The article brings out another very important fact regarding the type of milk used for SF. It is shown that 'animal milk' was consumed by 97.3% and 'formula feeds' by 2.7% only. Kapil et al. in their study also, found only 2% below one year of age receiving formula feeds(4). Thus a vast majority of infants both urban and rural consume 'fresh animal milk' with usual life threatening consequences. There is hardly any awareness and restrain regarding use of 'fresh animal milk' as breast milk substitute(2,S). Apart from 'non-human milk' (fresh or processed) other ingredients commonly used as SF in the rural area' are arrowroot, powdered rice, suji, barley and many other cereal based substances.

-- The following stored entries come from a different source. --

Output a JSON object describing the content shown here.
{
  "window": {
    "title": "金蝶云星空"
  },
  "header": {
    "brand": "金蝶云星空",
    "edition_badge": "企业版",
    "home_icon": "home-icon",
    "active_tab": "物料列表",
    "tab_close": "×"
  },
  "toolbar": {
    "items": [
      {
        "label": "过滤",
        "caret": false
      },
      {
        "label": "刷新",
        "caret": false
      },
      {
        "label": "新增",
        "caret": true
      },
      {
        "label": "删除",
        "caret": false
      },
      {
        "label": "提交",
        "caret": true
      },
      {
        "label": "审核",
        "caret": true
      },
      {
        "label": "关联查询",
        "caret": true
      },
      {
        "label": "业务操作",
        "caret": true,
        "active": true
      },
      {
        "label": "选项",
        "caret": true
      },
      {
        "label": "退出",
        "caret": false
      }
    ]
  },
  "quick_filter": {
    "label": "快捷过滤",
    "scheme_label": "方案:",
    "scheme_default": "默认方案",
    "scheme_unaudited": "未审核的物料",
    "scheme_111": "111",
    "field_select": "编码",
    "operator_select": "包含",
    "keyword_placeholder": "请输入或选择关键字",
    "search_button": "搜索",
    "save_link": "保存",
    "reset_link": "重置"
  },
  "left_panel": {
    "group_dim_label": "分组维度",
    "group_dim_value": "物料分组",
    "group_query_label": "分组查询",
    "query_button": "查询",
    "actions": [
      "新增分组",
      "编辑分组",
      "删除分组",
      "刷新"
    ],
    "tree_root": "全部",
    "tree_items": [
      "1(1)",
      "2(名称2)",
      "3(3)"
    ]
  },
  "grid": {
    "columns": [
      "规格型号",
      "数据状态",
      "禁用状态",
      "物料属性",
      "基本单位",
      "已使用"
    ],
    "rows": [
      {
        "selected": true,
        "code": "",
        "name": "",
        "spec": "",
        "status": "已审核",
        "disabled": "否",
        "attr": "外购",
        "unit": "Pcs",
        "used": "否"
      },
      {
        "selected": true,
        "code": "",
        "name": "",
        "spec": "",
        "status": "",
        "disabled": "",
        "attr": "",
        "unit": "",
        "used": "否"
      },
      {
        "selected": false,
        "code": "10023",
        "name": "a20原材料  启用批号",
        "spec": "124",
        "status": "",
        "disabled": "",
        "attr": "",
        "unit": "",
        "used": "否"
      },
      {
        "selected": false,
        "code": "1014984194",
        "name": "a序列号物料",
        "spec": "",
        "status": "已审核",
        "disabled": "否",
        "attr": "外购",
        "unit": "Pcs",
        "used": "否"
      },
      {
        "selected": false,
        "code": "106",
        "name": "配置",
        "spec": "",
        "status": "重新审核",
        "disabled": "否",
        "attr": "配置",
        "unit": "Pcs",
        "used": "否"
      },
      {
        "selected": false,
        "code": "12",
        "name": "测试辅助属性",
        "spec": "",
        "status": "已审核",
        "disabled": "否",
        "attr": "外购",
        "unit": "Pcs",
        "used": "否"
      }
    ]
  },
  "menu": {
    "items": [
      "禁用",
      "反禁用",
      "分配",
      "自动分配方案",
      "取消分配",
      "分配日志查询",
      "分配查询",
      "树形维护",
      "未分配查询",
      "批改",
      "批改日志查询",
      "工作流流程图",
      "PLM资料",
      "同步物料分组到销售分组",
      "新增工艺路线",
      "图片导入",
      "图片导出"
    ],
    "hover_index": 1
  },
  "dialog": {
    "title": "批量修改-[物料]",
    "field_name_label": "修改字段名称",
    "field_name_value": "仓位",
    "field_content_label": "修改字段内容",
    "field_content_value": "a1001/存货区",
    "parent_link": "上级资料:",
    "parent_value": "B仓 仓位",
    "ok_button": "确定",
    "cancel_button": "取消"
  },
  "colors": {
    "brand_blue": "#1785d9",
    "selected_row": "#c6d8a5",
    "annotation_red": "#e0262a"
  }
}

The tragedy of supplementary feeding is that even when it is started due to some unavoidable reason it is most often continued beyond six months of age and the infant is deprived of appropriate energydense semi solid home made food, during the critical period of 6 month to 2 years- 'the period of perpetual hunger'. 'This obsession with liquids must cease(6). Therefore, what is needed is an appropriate and comprehensive strategy, its proper implementation through effective communication involving the community who must understand their responsibility and co-operate to become real partner for sustainable behavioral change in feeding and caring infants. Mere awareness is not enough; sharing responsibility is a must. This calls for a firm 'political will'.

N.C. De,
CINI-Child in Need Institute,
Vill. Daulatpur, PO. Pailan,
Via-Joka, 24-Parganas (S),
Pin 743 512 West Bengal, India.
 

References

1. Agarwal A, Arora S, Patwari AK. Breast feeding among urban women of low socioeconomic status: Factors influencing introduction of supplemental feeds before four months of age. Indian Pediatr 1998; 35: 269-273.

2. De NC. Top feeding: Whom to blame. Academy Today 1994; pp 17-19.

3. Ahmed S. Lactation management: Practical aspects. The Newborn 1996; 2: 6-7.

4. Kapil V, Verma D. Narula: S. et al. Breast feeding practices in schedule caste communities in Haryana State Indian Pediatr. 1994,31: 1227-1232.

5. De NC. Expand the scope of the Act. Indian Pediatr 1995; 32:1199-1200.

6. Ghosh S. Preventing malnutrition: The critical period is 6 months to 2 years. Indian Pediatr 1995; 32: 1057-1059.